J'ai laissé notre Ami d'extraordinairement bonne humeur. Il
m'assure qu'on ne pourra plus reculer; & que la Convention devra
se signer, quelque que soit l'embarras des temporiseurs, qui
n'ont plus de prétexte; qui puisse servir de rémore sans les rendre
absolument odieux & responsables.
Le Gd. Fr. a aussi reçu des Dépêches de son Confrere à Petersbourg.

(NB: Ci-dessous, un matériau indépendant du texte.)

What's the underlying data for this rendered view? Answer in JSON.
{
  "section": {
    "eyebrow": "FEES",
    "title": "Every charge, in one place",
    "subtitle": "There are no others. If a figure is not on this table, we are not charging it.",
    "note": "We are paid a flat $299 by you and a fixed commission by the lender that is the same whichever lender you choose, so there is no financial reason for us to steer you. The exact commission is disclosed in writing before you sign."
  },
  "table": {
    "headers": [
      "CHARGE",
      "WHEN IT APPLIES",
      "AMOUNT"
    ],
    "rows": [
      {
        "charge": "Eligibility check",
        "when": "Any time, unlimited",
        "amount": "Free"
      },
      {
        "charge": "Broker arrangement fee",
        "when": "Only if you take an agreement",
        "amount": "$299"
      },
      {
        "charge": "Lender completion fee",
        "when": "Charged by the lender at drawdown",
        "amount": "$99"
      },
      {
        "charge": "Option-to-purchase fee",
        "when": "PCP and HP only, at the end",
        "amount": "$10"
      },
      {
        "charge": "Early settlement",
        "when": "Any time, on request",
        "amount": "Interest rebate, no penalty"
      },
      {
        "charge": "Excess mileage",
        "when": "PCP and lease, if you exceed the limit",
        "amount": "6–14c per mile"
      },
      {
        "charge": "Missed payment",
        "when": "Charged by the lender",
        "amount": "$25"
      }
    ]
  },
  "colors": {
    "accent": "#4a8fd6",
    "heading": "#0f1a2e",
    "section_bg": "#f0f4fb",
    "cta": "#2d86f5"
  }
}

Nre. ami ne doute pas que le R— de Pe. n'accede aussi à la
Neutralité Armée. Il croit que l'Empr. en fera de même; puisque
l'Impe. de Rie. [Russie] a été si contente de sa visite, qu'elle lui a
fait présent d'un Vaisseau de guerre.— Enfin, il y a beaucoup à
parier que le Portugal y a accedé aussi.
Enfin je tiens de la meilleure part, que l'Impe. ne démordra
pas de son Plan, aussi simple que noble, de procurer à toutes les
nations maritimes de l'Europe un Code maritime, fondé sur le
Droit naturel des gens, également respecté à l'avenir de toutes,
& également utile & salutair[e à] toutes. Deux autres circonstances
d'ailleurs me le pro[torn: uvent?] 1. le concert visible des
Mines. du Nord, & de ceux de [torn: word or words missing] de Pe.

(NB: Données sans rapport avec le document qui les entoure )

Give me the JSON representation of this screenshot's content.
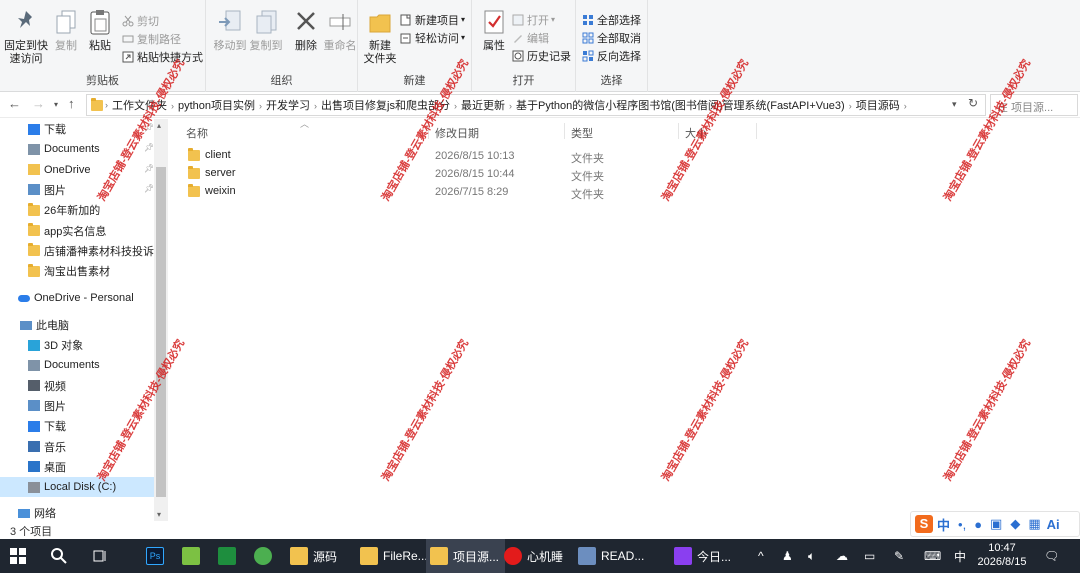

[Prusse?], avec le Cabinet à Petersb— 2º. les ordres donnés en
Russie & en Suede, tout récemment, d'équiper & mettre incessamment
en mer de quoi doubler les Escadres Russe & Suedoise.
La populace & valetaille Anglomane ici, crient contre le sage
& aimable Monarque qui a passé ici, de ce qu'il ne leur a pas
prodigué l'or à pleines mains; & ils l'appellent par dérision le Roi
de Cuivre: d'autres d'un plus gros calibre enragent, aussi bas que
la passion le leur permet, de ce que dans tout Son Voyage il a
montré un éloignement marqué pour tout As [Anglais]. On
a eu beaucoup de peine à le déterminer à accepter le souper chez
S. J.
Addition au Mémoire pour les Minres. de Russie & de Suede,
remis en 7bre. 1780
Trois millions d'hommes, ayant derriere eux de vastes & fertiles
contrées à défricher encore, ne s'appliqueront pas de
longtemps aux Manufactures en grand. Il leur faudra celles de
l'Europe pendant des siecles; & l'accroissement d'une telle consommation
sera prodigieuse de génération en génération. Si
l'Angleterre avoit su se conserver son empire sur eux, avec leur
affection, elle devenoit réellement la reine du Commerce & des
Mers du Globe entier; & par conséquent elle lui eût fait la Loi.